The 45-year-old Schwarz doesn’t have much experience with MLS. He’s only watched and attended a handful of games over the years having done most of his coaching in Germany. He most recently coached Bundesliga side Hertha Berlin, which was relegated to Germany’s second tier in 2022-23 — his only season with the club.
Now he’s attempting to take the Red Bulls to the next level while learning a new league on the fly. It certainly doesn’t hurt that he’s trying to strengthen what is known as the “Red Bull Way,” — a high-octane, pressing style of soccer — considering his core values.
“Sandro is a coach who brings a lot of energy with him,” Red Bulls head of sport Jochen Schneider said. “He’s a great leader… his style of play fits perfectly with our style of play so it’s a perfect match… He’s able to build a team and he’s able to develop young players. And that’s why we decided to bring Sandro to the New York Red Bulls.”
Intensity has been the name of the game through Schwarz’s first few weeks as head coach. It’s something that he views as the great equalizer to level the playing field for a roster that is still very young and didn’t do much outside the blockbuster signing of Swedish star midfielder Emil Forsberg to change that.
Forsberg undoubtedly boosts New York’s attacking prowess when goals were so hard to come by in 2023 (only two teams in the Eastern Conference had fewer goals than New York). So does the return of Lewis Morgan — the team’s leading scorer two years ago who was plagued by a hip injury all last season.
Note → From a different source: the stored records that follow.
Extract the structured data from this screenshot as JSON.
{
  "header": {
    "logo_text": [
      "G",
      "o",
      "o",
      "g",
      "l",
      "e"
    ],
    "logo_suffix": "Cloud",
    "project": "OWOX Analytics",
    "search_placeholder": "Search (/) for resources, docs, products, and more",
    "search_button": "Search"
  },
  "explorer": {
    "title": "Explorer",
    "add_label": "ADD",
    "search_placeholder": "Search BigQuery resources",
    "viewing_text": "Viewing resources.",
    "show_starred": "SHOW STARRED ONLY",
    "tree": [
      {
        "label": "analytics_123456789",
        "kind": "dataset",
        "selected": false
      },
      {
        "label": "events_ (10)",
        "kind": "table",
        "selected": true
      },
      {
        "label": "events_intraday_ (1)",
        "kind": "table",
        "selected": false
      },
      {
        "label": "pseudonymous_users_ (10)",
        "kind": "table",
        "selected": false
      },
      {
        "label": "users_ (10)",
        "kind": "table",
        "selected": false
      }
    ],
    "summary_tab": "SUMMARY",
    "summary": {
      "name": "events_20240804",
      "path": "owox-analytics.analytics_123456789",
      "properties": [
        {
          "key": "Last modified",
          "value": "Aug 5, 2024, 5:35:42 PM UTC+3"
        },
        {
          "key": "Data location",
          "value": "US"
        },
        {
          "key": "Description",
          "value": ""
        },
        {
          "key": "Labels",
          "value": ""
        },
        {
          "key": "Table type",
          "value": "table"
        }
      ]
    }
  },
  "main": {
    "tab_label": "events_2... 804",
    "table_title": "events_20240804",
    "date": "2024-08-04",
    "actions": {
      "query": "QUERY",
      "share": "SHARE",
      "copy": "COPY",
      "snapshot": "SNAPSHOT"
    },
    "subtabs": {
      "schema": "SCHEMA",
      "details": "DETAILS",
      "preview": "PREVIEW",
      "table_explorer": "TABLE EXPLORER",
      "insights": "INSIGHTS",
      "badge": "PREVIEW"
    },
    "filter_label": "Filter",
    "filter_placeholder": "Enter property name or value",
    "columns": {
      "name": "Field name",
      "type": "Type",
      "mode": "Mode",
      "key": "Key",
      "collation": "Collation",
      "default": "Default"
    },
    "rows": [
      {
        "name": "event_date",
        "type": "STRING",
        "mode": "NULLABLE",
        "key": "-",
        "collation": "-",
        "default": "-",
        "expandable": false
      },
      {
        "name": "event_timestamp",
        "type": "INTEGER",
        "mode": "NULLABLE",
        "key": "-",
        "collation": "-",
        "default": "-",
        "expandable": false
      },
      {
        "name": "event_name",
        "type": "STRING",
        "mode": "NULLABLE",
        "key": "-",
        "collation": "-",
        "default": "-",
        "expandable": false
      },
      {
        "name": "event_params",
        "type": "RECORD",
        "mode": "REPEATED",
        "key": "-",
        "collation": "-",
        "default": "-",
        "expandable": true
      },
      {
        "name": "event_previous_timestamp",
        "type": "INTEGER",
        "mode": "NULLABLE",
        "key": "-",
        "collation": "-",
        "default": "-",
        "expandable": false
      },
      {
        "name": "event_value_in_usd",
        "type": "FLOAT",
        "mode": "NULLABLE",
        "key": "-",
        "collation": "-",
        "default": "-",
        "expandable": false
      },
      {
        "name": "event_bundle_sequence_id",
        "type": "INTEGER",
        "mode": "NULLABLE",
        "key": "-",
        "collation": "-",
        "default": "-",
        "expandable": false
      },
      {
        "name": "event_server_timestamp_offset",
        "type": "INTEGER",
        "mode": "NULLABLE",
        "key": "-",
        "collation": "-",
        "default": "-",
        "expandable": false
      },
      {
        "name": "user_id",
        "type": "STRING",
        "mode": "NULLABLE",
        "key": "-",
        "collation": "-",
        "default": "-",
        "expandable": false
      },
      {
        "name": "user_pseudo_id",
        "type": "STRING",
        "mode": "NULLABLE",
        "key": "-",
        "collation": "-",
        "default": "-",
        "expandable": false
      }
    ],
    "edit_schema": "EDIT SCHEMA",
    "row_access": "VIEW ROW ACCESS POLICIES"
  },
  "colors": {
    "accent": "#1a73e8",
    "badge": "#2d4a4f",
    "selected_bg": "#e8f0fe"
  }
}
A relentless work rate will only help lift the Red Bulls from a fringe playoff team to more of a legitimate contender.
Establishing attacking fluency will only help.
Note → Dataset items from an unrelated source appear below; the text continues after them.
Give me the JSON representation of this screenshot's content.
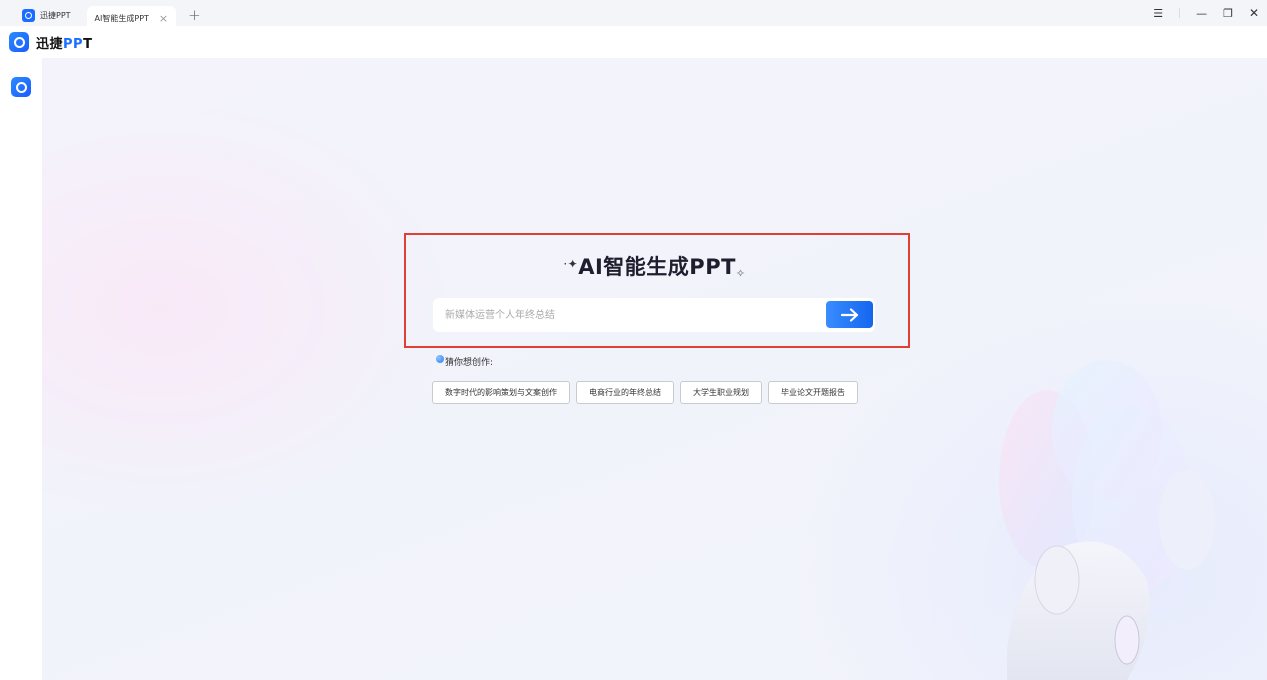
{
  "tabs": [
    {
      "label": "迅捷PPT",
      "icon": "app-logo-icon"
    },
    {
      "label": "AI智能生成PPT",
      "active": true
    }
  ],
  "tab_close_glyph": "×",
  "tab_add_glyph": "+",
  "window_controls": {
    "menu": "☰",
    "minimize": "—",
    "restore": "❐",
    "close": "✕"
  },
  "brand": {
    "prefix": "迅捷",
    "ppt": "PP",
    "suffix": "T"
  },
  "main": {
    "title": "AI智能生成PPT",
    "title_spark_left": "·✦",
    "title_spark_right": "✧",
    "search": {
      "placeholder": "新媒体运营个人年终总结",
      "value": ""
    },
    "guess_label": "猜你想创作:",
    "suggestions": [
      "数字时代的影响策划与文案创作",
      "电商行业的年终总结",
      "大学生职业规划",
      "毕业论文开题报告"
    ]
  },
  "colors": {
    "accent": "#1a6dff",
    "highlight_border": "#e04033",
    "background": "#f2f3fb"
  }
}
“Everyone knows how we want to play, the identity of Red Bull. With high intensity, first of all, and very aggressive against the ball,” Schwarz said. “But, in my opinion, it’s also then necessary that we find solutions with the ball and that we have controlled situations with the ball. I think you need this in every phase of the game… We are very aggressive in attacking situations against the ball. This is Red Bull soccer, for sure — to find good positions when we have the ball and when we have the situations in the [final] third. Deep runs are very important for us when we have the ball with the highest intensity.
“This is also then necessary to find the right moment when we can start the pressing and to change together. We have to do this as a team and hold the energy.”